LITHIUM BATTERY FIRE
Examining the cases of fires on electric vehicles, it is easy to see how one of the main problems is the re-ignition of the fire even after several apparently successful shutdown attempts. Once the fire is extinguished, the energy stored inside them remains. A system that is not completely discharged can therefore generate important electrocution damage and all that the fire needs to trigger, ie oxygen from the air and heat remains present on the scenario. Water cannot extinguish fire, but cools adjacent battery cells, limits the spread of flames and prevents (but does not eliminate) the risk of new triggers. This is why the safety guides of some electric cars suggest to make the batteries burn completely! Firefighters should wear appropriate respiratory protection. Battery cells may emit potentially hazardous organic vapors if exposed to excessive heat, fire, or overvoltage conditions. These vapors include HF2 carbon, aluminum, lithium, copper and cobalt oxides. Furthermore, volatile phosphorus pentafluoride can be formed at temperatures above 110 ° C.

 

LITHIUM BATTERY LIFE AND DISPOSAL CYCLE

Lithium batteries, just like those of a common smartphone, once they reach an efficiency level below 80% are no longer able to efficiently handle the vehicle and must therefore be replaced. Currently, on the market, these batteries have a maximum autonomy of 8 years which translates into a different mileage depending on the performance of the electric car and which varies between 100,000km and 300,000km.
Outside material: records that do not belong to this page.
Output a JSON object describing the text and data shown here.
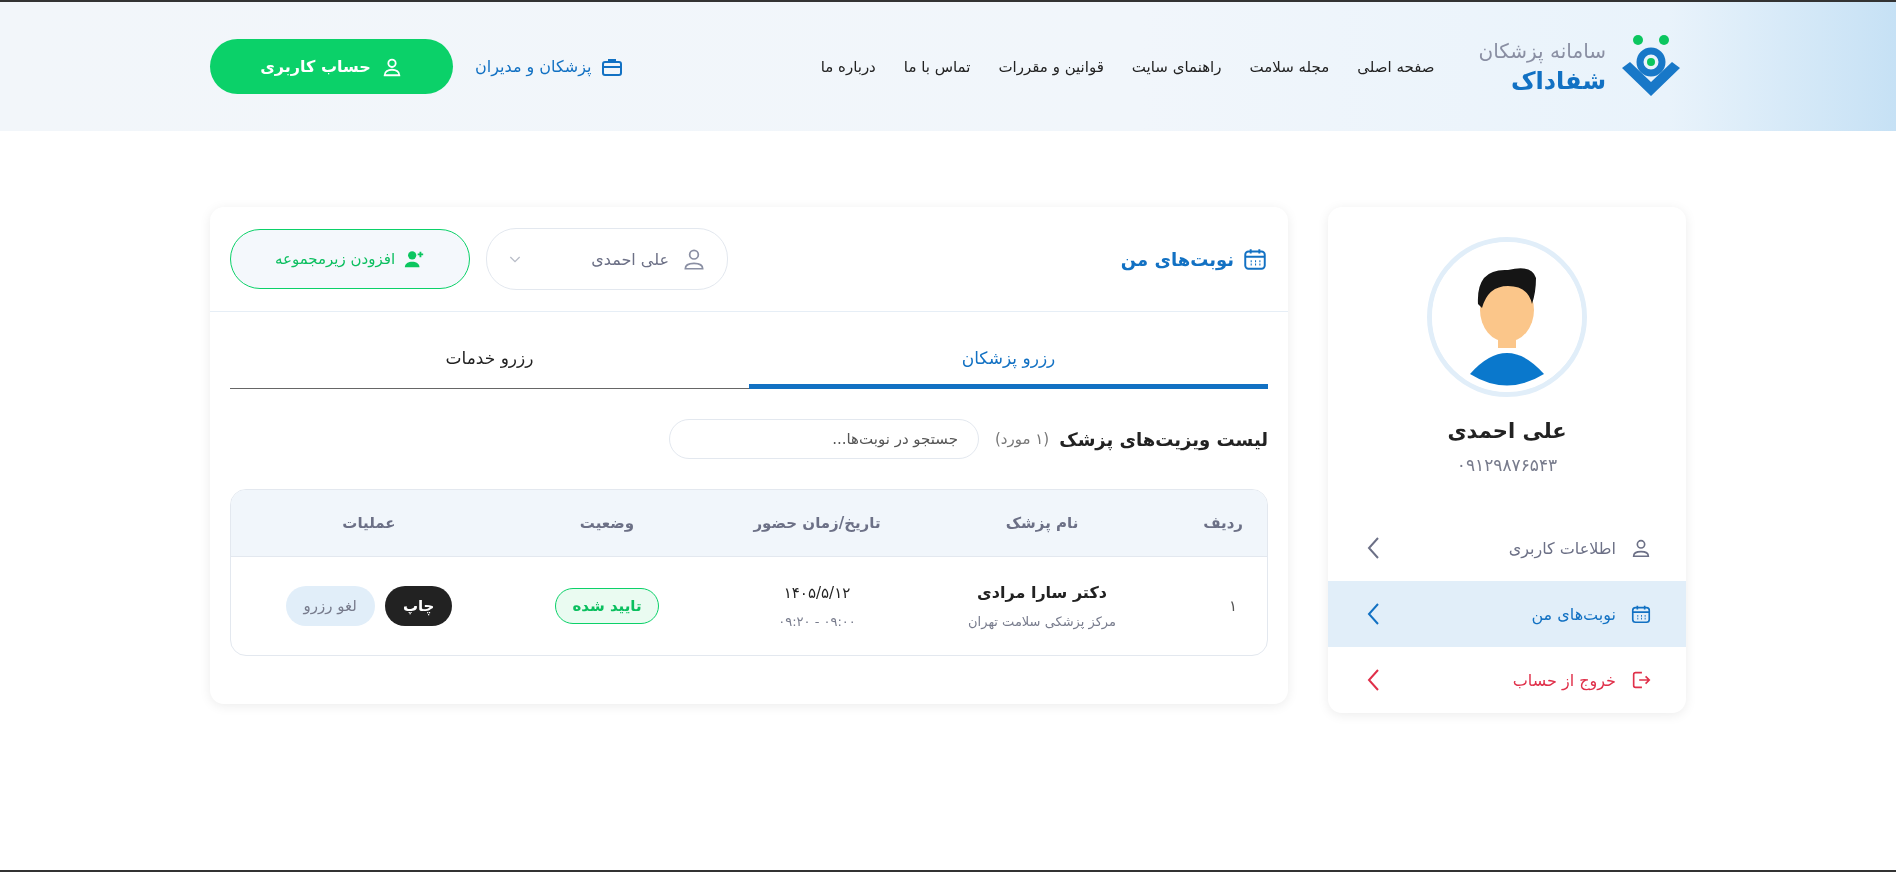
{
  "header": {
    "logo": {
      "subtitle": "سامانه پزشکان",
      "name": "شفاداک"
    },
    "nav": [
      {
        "label": "صفحه اصلی"
      },
      {
        "label": "مجله سلامت"
      },
      {
        "label": "راهنمای سایت"
      },
      {
        "label": "قوانین و مقررات"
      },
      {
        "label": "تماس با ما"
      },
      {
        "label": "درباره ما"
      }
    ],
    "doctors_link": "پزشکان و مدیران",
    "account_button": "حساب کاربری"
  },
  "sidebar": {
    "name": "علی احمدی",
    "phone": "۰۹۱۲۹۸۷۶۵۴۳",
    "items": [
      {
        "kind": "profile",
        "label": "اطلاعات کاربری",
        "selected": false
      },
      {
        "kind": "appointments",
        "label": "نوبت‌های من",
        "selected": true
      },
      {
        "kind": "logout",
        "label": "خروج از حساب",
        "selected": false
      }
    ]
  },
  "panel": {
    "title": "نوبت‌های من",
    "person_select": {
      "value": "علی احمدی"
    },
    "add_button": "افزودن زیرمجموعه",
    "tabs": [
      {
        "label": "رزرو پزشکان",
        "selected": true
      },
      {
        "label": "رزرو خدمات",
        "selected": false
      }
    ],
    "list_title": "لیست ویزیت‌های پزشک",
    "count": "(۱ مورد)",
    "search": {
      "placeholder": "جستجو در نوبت‌ها..."
    },
    "table": {
      "columns": [
        "ردیف",
        "نام پزشک",
        "تاریخ/زمان حضور",
        "وضعیت",
        "عملیات"
      ],
      "rows": [
        {
          "index": "۱",
          "doctor": "دکتر سارا مرادی",
          "clinic": "مرکز پزشکی سلامت تهران",
          "date": "۱۴۰۵/۵/۱۲",
          "time": "۰۹:۰۰ - ۰۹:۲۰",
          "status": {
            "kind": "confirmed",
            "label": "تایید شده"
          },
          "actions": [
            "چاپ",
            "لغو رزرو"
          ]
        }
      ]
    }
  }
}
Replacement and warranty costs are borne by the car manufacturer but are charged to the purchaser who will find the “environmental contribution” item on the invoice. However, if the lithium battery is damaged in an accident or for any other reason not covered by the warranty, the owner of the vehicle must bear the costs of disassembly, transport and disposal. The only disposal cost varies from € 4.00 / kg to € 4.50 kg, which means that you can reach costs of € 2000 / € 3000 for each battery disposed of, in fact the management of collection and disposal in all phases it’s rather complex. Collection for security reasons must take place in very expensive dedicated boxes / boxes. Transportation must take place on vehicles with very expensive special series equipment, there are strong restrictions on air transport, by ship and by road in the event of damaged and / or defective batteries. All the collected batteries must then be concentrated in authorized storage facilities to prepare the secondary transport (with export notification) abroad (Belgium, Germany mainly) since in Italy there are no plants for the final treatment of automotive lithium batteries.